Anonymisation and re-identification
We work to encourage local authorities and government bodies to open up data. Data exists on a spectrum and most often when we talk about open data we mean non-personal things such as bus fares or bin collections. Once in a while a local authority or combined authority will ask us about datasets that have a wider use but involve personally-identifying information.
Protecting privacy is critical. Generally speaking, all personal data should be removed. However, there are some cases where the dataset may be near useless without some kind of notion of individuals but you shouldn't be able to match those to real-life people. In these cases people turn to anonymisation methods.
Anonymisation can involve removing unnecessary fields (e.g. names) and aggregating other fields (e.g. providing postcode outcodes instead of full postcodes). These methods mostly group people and avoid small groups (by age, gender, geography etc) in the data. However it falls prone to the possibility of re-identification as more fields are included and if individuals turn out to be unique when the dataset is looked at as a whole. If it is possible to link any of the fields to external data with extra information this could also lead to re-identification.
Sonia Duarte of ODI HQ recently published a blog post about the perceived risks of re-identification and on ODI HQ R&D project about managing the risks of the re-identification. That is a three year project running until March next year and you can get in touch with them to provide feedback.
Tips
If you are currently trying to anonymise data, here are some tips and things to keep in mind:
- Don't include obviously identifying things such as names, postal addresses, and unique IDs.
- If geography has to be included you have a few ways to group people:
- Postcode outcodes e.g. "LS9" instead of "LS9 8AG" (there are around 3000 of these in the UK so each will roughly contain around 20,000 people);
- LSOA - Lower Layer Super Output Area - is a common geography created by the UK's Office of National Statistics. Many ONS datasets are available with data by LSOA so this is useful for matching to, say, Index of Multiple Deprivation.
- Wards contain an average of 5,500 people so may be good enough depending on your dataset.
- Postcode outcodes e.g. "LS9" instead of "LS9 8AG" (there are around 3000 of these in the UK so each will roughly contain around 20,000 people);
- Age can sometimes be useful in published datasets e.g. to see if some age groups are losing out. You should not include dates-of-birth as these are clearly very identifying. Publishers often attempt to retain some useful information by putting people into age brackets e.g. 0-17, 18-24, 25-44, 45-64, 65-84, and 85. This works if you are publishing data that doesn't allow an individual to be tracked across time - either within the dataset itself or across updated releases in the future. However, if individuals can be tracked over time in your dataset(s), this can lead to their date-of-birth "leaking" out when they change age categories. You could avoid this in a couple of ways:
- Removing the month and day when calculating the age bracket i.e. use the 1st January of their birth year.
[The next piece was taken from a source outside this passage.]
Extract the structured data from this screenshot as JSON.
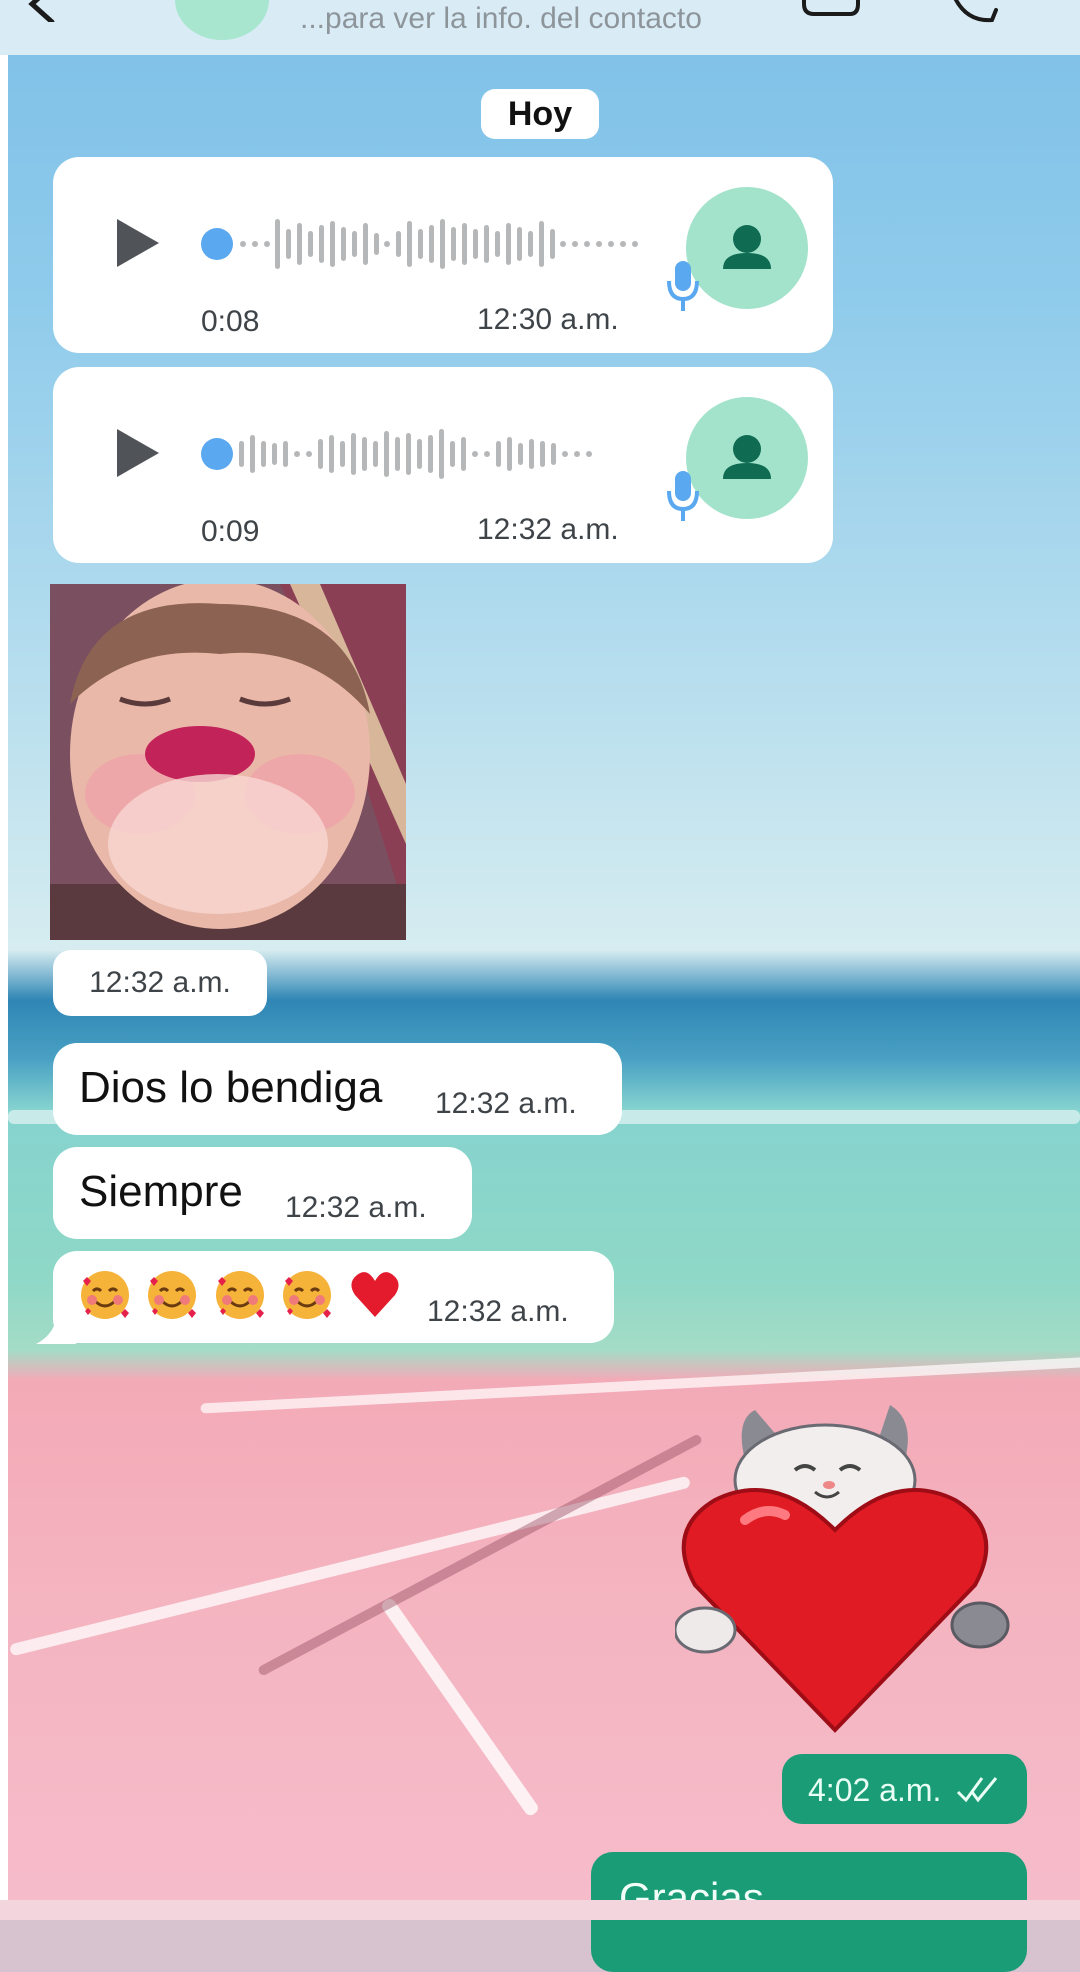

- Providing their birth decade because this doesn't change over time.
- Time-based information could identify people in a larger dataset if combined with other fields or other, external, information. It could even be used to add more precision to aggregated geography if, say, the events happen along a bus route or in some sequence. Only provide times at a necessary resolution. The ISO8601 date format is good for reducing resolution.
- Gender can be identifying in cases where people have non-binary gender or have changed gender within published datasets. You can remove these individuals from your datasets to avoid them being re-identified. Be aware that this will bias your dataset with regards to non-binary/trans groups.
- If you create a unique ID/hash for an individual, do not use any of the individual's personal data to create the ID/hash as there is a small (but increasing with time) chance of someone being able to reverse engineer this with advances in computing power. Also be aware that if you assign unique IDs in a specific order, the ordering may add information to your dataset e.g. if your dataset was originally ordered by name when an ordered ID was assigned, it's placement relative to other individuals gives some idea of what the name was.
- Don't include small groups. When all fields are combined, individuals shouldn't be in groups small enough that they can be re-identified.
- Be aware of hard edges in the data. If you have aggregated fields into groups with "hard boundaries" (e.g. age brackets) make sure that individuals can't be matched across these boundaries and allow the original value (e.g. date-of-birth) to be recovered.